Triphasé, onduleur et contraintes techniques du 9 kWc
À cette puissance, le raccordement triphasé devient la norme : en monophasé, l'injection est plafonnée à 6 kVA, ce qui briderait la production aux heures de pointe solaire. Si la maison est en monophasé, le passage en triphasé se demande à Enedis et se planifie avant la pose ; nos conseillers gèrent cette démarche.
Le choix de l'onduleur se fait entre un onduleur central triphasé (solution la plus économique sur une toiture homogène) et des micro-onduleurs répartis (recommandés en cas d'ombrages partiels, d'orientations multiples ou pour un suivi panneau par panneau). Sur 24 panneaux, l'écart de prix entre les deux solutions atteint 1 500 à 2 500 €.
La structure de la toiture est vérifiée lors de la visite technique : 24 panneaux et leur système de fixation représentent 400 à 500 kg répartis. Les charpentes en bon état l'acceptent sans renfort ; les toitures fibrociment ou en fin de vie appellent une rénovation préalable.
- ✓Surface, orientation et ombrages de la toiture (relevé sur place)

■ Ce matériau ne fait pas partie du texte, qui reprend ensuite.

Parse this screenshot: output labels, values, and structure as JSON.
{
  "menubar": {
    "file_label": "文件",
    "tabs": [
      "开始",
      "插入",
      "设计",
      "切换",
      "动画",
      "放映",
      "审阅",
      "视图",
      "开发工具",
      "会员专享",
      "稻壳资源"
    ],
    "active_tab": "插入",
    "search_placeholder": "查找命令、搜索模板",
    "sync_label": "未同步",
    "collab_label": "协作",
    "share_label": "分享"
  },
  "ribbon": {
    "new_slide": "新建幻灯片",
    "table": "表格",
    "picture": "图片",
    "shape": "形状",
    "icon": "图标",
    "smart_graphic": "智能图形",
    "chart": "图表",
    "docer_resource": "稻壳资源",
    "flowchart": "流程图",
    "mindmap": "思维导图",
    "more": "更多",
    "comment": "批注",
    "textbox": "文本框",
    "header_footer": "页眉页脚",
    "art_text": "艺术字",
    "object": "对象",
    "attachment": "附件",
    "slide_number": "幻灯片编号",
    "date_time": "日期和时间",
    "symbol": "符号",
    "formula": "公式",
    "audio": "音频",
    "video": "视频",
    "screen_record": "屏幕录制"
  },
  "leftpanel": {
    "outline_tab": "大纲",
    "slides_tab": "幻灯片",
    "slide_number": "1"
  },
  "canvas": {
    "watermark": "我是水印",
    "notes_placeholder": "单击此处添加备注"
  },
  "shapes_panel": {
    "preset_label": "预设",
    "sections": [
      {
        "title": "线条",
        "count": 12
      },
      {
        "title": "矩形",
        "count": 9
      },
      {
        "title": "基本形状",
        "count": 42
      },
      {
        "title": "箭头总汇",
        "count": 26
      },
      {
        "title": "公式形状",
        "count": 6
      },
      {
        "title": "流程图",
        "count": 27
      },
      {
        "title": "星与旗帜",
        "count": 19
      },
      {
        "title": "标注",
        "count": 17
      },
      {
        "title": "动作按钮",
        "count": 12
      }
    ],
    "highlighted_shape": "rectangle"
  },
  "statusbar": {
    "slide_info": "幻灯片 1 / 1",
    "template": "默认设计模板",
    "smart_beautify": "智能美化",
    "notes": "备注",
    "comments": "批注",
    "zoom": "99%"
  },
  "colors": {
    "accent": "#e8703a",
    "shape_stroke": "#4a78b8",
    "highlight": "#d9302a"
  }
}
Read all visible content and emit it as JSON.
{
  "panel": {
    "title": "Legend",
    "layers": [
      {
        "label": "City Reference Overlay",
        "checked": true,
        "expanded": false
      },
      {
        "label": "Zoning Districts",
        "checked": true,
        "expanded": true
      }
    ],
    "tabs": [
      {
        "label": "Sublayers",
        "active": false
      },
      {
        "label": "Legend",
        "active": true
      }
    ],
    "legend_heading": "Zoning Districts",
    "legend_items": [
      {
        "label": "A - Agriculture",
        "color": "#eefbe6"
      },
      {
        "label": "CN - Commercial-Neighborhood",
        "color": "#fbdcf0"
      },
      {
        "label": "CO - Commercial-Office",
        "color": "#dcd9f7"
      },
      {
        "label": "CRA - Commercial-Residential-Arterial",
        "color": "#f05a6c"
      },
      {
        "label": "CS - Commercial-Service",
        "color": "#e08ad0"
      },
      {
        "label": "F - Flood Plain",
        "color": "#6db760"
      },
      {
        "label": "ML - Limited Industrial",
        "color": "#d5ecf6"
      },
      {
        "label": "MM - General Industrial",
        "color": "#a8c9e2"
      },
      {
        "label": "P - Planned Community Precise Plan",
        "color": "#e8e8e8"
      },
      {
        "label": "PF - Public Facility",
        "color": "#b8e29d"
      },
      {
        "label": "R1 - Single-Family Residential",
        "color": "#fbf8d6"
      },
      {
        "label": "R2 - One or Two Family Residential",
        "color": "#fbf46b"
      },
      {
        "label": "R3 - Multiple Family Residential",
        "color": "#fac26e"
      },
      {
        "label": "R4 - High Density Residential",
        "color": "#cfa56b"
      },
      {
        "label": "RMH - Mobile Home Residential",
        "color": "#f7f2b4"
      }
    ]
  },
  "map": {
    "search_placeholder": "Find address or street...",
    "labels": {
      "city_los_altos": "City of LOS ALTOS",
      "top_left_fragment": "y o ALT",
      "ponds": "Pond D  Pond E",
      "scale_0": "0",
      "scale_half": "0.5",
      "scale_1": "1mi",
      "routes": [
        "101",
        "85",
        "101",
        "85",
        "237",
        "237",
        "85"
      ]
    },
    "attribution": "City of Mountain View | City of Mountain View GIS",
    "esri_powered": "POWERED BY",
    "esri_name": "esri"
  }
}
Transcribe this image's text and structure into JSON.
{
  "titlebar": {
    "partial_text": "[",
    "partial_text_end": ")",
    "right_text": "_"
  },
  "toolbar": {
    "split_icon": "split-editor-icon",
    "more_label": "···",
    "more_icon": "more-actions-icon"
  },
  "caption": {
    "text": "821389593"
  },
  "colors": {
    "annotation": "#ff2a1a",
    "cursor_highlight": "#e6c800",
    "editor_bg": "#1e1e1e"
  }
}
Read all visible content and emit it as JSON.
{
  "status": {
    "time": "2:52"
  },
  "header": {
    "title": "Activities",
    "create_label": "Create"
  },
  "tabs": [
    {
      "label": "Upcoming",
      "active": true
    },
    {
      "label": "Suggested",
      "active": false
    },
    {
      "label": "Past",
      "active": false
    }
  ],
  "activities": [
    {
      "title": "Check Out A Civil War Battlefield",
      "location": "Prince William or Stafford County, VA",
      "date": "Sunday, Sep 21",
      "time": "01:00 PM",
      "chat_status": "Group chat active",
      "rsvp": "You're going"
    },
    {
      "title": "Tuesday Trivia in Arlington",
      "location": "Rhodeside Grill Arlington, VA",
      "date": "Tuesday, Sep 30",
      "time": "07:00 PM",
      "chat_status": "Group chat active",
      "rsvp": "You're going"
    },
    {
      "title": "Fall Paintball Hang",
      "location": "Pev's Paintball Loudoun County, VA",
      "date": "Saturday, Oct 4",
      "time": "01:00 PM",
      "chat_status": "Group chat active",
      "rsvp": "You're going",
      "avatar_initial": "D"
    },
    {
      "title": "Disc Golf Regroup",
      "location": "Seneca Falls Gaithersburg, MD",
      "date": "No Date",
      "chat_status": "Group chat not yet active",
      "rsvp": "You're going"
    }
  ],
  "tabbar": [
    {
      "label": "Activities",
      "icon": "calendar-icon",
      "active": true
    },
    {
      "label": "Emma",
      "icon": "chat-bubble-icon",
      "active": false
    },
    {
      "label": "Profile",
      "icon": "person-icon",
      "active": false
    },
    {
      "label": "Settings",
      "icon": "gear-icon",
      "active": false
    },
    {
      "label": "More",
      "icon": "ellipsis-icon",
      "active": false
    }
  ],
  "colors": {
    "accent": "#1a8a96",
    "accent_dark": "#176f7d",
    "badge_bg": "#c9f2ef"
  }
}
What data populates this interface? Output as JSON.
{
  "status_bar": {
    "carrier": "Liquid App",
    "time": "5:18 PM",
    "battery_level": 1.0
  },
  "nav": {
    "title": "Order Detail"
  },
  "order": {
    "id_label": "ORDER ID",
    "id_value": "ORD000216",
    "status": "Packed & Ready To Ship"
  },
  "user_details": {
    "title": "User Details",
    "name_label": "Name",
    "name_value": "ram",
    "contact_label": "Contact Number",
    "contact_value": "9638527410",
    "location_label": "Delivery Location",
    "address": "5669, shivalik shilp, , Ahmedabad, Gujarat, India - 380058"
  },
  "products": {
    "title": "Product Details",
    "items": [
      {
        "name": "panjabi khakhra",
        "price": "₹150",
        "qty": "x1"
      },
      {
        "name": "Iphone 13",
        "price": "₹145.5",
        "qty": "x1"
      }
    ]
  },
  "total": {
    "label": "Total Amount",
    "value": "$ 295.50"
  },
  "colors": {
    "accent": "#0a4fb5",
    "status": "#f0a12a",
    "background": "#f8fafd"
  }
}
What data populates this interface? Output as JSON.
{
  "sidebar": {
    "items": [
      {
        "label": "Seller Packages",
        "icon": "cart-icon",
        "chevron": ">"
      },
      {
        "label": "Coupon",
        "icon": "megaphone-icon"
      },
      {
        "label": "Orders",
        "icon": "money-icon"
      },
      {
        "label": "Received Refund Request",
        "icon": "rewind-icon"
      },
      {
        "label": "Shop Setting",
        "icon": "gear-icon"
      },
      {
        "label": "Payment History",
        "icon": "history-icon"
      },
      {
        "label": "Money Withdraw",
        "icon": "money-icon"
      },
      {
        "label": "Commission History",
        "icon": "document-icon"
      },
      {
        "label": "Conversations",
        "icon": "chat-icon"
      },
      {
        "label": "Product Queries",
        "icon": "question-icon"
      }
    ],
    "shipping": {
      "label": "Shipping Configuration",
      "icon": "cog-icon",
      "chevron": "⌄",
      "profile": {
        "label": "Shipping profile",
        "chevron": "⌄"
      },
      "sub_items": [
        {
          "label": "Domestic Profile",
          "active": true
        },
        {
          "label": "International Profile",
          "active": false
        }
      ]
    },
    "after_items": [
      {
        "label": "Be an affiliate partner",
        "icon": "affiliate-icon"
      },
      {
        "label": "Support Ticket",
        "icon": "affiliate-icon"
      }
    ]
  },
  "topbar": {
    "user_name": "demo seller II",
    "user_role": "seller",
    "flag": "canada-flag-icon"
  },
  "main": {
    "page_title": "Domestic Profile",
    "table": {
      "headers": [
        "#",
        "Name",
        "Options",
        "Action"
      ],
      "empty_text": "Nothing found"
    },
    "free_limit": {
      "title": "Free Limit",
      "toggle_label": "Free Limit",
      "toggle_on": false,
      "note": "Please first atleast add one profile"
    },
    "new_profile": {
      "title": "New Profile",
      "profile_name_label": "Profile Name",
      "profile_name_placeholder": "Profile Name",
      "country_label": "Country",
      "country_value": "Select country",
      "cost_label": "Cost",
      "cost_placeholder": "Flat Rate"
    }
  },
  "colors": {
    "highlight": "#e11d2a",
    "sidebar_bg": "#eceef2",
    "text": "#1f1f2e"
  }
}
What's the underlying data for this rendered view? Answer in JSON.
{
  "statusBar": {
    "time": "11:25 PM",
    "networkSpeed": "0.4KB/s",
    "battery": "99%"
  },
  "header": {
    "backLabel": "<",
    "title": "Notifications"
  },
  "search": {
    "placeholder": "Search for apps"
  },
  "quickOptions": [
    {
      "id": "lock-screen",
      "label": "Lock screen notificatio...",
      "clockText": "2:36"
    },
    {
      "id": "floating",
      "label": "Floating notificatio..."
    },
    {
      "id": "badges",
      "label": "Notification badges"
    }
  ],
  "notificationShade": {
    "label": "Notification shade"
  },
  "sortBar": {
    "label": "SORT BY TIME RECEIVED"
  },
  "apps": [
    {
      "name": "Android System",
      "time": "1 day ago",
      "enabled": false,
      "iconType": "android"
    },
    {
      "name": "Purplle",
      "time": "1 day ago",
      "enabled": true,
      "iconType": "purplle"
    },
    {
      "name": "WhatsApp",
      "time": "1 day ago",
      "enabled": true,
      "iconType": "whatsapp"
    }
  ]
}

- ✓Type de raccordement existant (monophasé ou triphasé) et section des câbles
- ✓État de la couverture et de la charpente
- ✓Emplacement de l'onduleur et cheminement des câbles DC
Points vérifiés lors de la visite technique :
Prix, aides et rentabilité d'une installation 9 kWc en 2026
Le budget d'une installation 9 kWc posée se situe entre 15 000 et 20 000 € TTC selon le type d'onduleur, la couverture et la complexité du raccordement. La prime à l'autoconsommation, de l'ordre de 80 €/kWc soit environ 720 €, est versée à la mise en service, et la TVA à taux réduit s'applique jusqu'à 9 kWc inclus.
Le gain annuel combine 1 000 à 1 400 € d'électricité non achetée et 250 à 350 € de vente de surplus, soit 1 250 à 1 750 € par an au prix de l'électricité 2026. Le temps de retour s'établit entre 8 et 11 ans, le plus court des trois formats résidentiels : le coût au kilowatt-crête installé est le plus bas et la production vendue lisse les années de faible consommation.
Sur 25 ans de durée de vie garantie des panneaux, une installation 9 kWc dans la moitié sud de la France génère un gain cumulé net de 20 000 à 30 000 €, remplacement d'onduleur compris.